R2: “(Um W.T.F.) Uh sure dude…”

            R1: “Thanks bro.”

I guess sometimes we deal with conflict short and sweet in the apartment.

                Though seemingly trite, this anecdote points to a rather amusing or annoying byproduct of people still entrenched deep in purity culture.  In my best mansplaining, purity culture is the extreme fear of lust to the point where it illogically reverses victim and objectifier, places guilt upon innocence and freedom, compares women to chocolate cake, and makes men into mindless sex machines.  Outside the mindset of purity culture, this scene would have simply been a matter of noise; however, overinflated theology intervenes*

*An old professor gives the object lesson of a balloon, when part of the balloon is pressed in too hard, the rest of the balloon must conform to compensate.

Now to dissect the scenario:
                It was 1 AM.  In a young professional world, we need our sleep especially the poor baristas who have to be up extra early to make our coffee.  Common sense and courtesy dictates this is not the time to be shouting adolescent worthy saps to your girlfriend.

                Bringing someone via skype into a shared space is the responsibility of the person skyping.  There should really be some ethical discussion on digital invasion.  I am surprised youth and college pastors aren’t lining up to talk about the dangers of such digital voyeurism…

                At 1 AM it is perfectly reasonable to walk about one’s home in skivvies.  In fact, it is perfectly reasonable for anyone to do so in their private space at any time of day.

                Purity culture has usurped the stumbling passages out of their original context.  We should note things like food sacrificed to idols *cough cough* Monsanto as true evils to worry about.

                In all reality, the girlfriend probably saw the roommates pale gingered skin and thought to herself “As if!” before promptly dismissing the occasion.
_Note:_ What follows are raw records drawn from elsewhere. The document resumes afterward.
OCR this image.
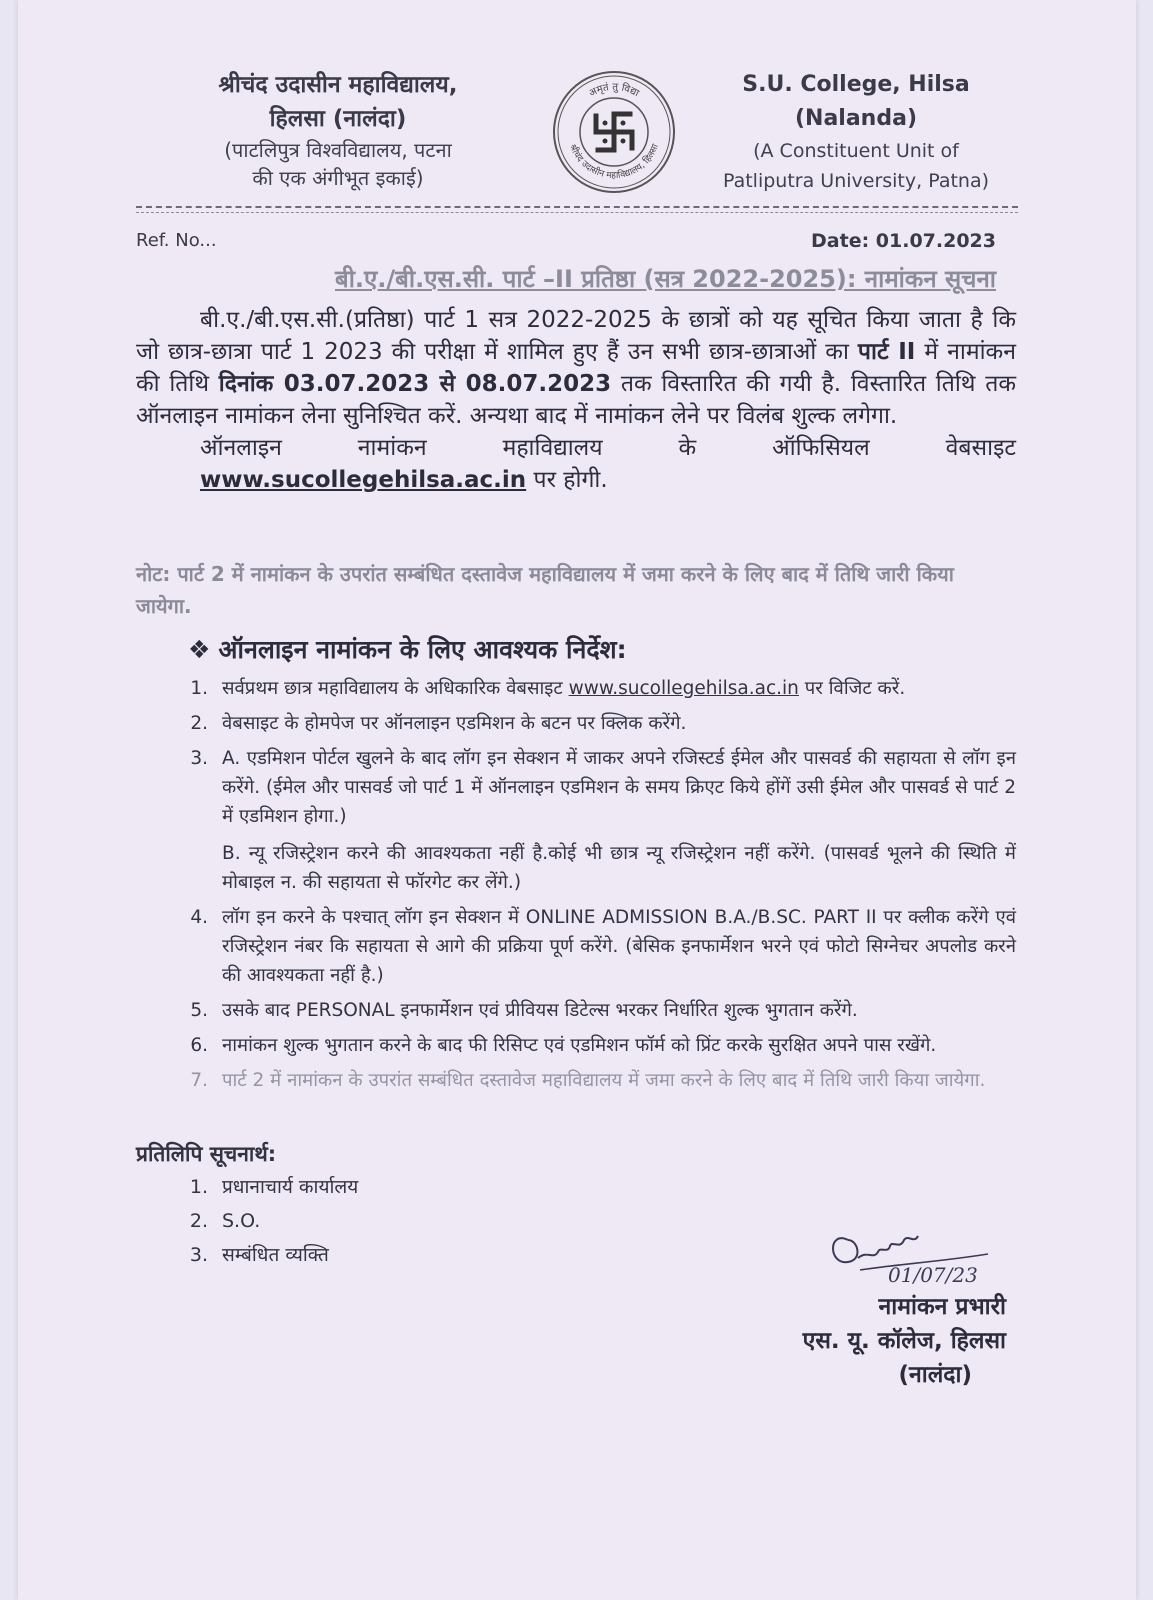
श्रीचंद उदासीन महाविद्यालय,
हिलसा (नालंदा)
(पाटलिपुत्र विश्वविद्यालय, पटना
की एक अंगीभूत इकाई)
अमृतं तु विद्या
श्रीचंद उदासीन महाविद्यालय, हिलसा
S.U. College, Hilsa
(Nalanda)
(A Constituent Unit of
Patliputra University, Patna)
Ref. No...	Date: 01.07.2023
बी.ए./बी.एस.सी. पार्ट –II प्रतिष्ठा (सत्र 2022-2025): नामांकन सूचना

बी.ए./बी.एस.सी.(प्रतिष्ठा) पार्ट 1 सत्र 2022-2025 के छात्रों को यह सूचित किया जाता है कि जो छात्र-छात्रा पार्ट 1 2023 की परीक्षा में शामिल हुए हैं उन सभी छात्र-छात्राओं का पार्ट II में नामांकन की तिथि दिनांक 03.07.2023 से 08.07.2023 तक विस्तारित की गयी है. विस्तारित तिथि तक ऑनलाइन नामांकन लेना सुनिश्चित करें. अन्यथा बाद में नामांकन लेने पर विलंब शुल्क लगेगा.

ऑनलाइन	नामांकन	महाविद्यालय	के	ऑफिसियल	वेबसाइट
www.sucollegehilsa.ac.in पर होगी.
नोट: पार्ट 2 में नामांकन के उपरांत सम्बंधित दस्तावेज महाविद्यालय में जमा करने के लिए बाद में तिथि जारी किया जायेगा.
❖ ऑनलाइन नामांकन के लिए आवश्यक निर्देश:
1. सर्वप्रथम छात्र महाविद्यालय के अधिकारिक वेबसाइट www.sucollegehilsa.ac.in पर विजिट करें.
2. वेबसाइट के होमपेज पर ऑनलाइन एडमिशन के बटन पर क्लिक करेंगे.
3. A. एडमिशन पोर्टल खुलने के बाद लॉग इन सेक्शन में जाकर अपने रजिस्टर्ड ईमेल और पासवर्ड की सहायता से लॉग इन करेंगे. (ईमेल और पासवर्ड जो पार्ट 1 में ऑनलाइन एडमिशन के समय क्रिएट किये होंगें उसी ईमेल और पासवर्ड से पार्ट 2 में एडमिशन होगा.)

B. न्यू रजिस्ट्रेशन करने की आवश्यकता नहीं है.कोई भी छात्र न्यू रजिस्ट्रेशन नहीं करेंगे. (पासवर्ड भूलने की स्थिति में मोबाइल न. की सहायता से फॉरगेट कर लेंगे.)

4. लॉग इन करने के पश्चात् लॉग इन सेक्शन में ONLINE ADMISSION B.A./B.SC. PART II पर क्लीक करेंगे एवं रजिस्ट्रेशन नंबर कि सहायता से आगे की प्रक्रिया पूर्ण करेंगे. (बेसिक इनफार्मेशन भरने एवं फोटो सिग्नेचर अपलोड करने की आवश्यकता नहीं है.)
5. उसके बाद PERSONAL इनफार्मेशन एवं प्रीवियस डिटेल्स भरकर निर्धारित शुल्क भुगतान करेंगे.
6. नामांकन शुल्क भुगतान करने के बाद फी रिसिप्ट एवं एडमिशन फॉर्म को प्रिंट करके सुरक्षित अपने पास रखेंगे.
7. पार्ट 2 में नामांकन के उपरांत सम्बंधित दस्तावेज महाविद्यालय में जमा करने के लिए बाद में तिथि जारी किया जायेगा.
प्रतिलिपि सूचनार्थ:
1. प्रधानाचार्य कार्यालय
2. S.O.
3. सम्बंधित व्यक्ति
01/07/23
नामांकन प्रभारी
एस. यू. कॉलेज, हिलसा
(नालंदा)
                So on and so forth…

                Purity culture has missed the focus of the way Jesus was teaching us to follow.  So I’ll contribute my voice to the elevation of the conversation.  The way we should follow focuses on viewing every person simply as a human being.  It is the reclamation of our humanity.  It is recognizing that every person has been marked with the image of God.  In each person there resides dignity and worth and beauty.  The thrust of Jesus’ teaching ultimately is that lust falls short of recognizing these qualities that should be looked for and valued instead.  The faith community ought to be speaking to our renewal as people rather than reverting to legalistic attempt at sin management.  There is much to be said, but this is my small audible whisper into the conversation.


Therefore as a mansplainer, I am against purity culture because I want to be able to run around my home in my skivvies whenever I choose to.  (But really because I want to validate the real beauty, dignity, and worth of each person.)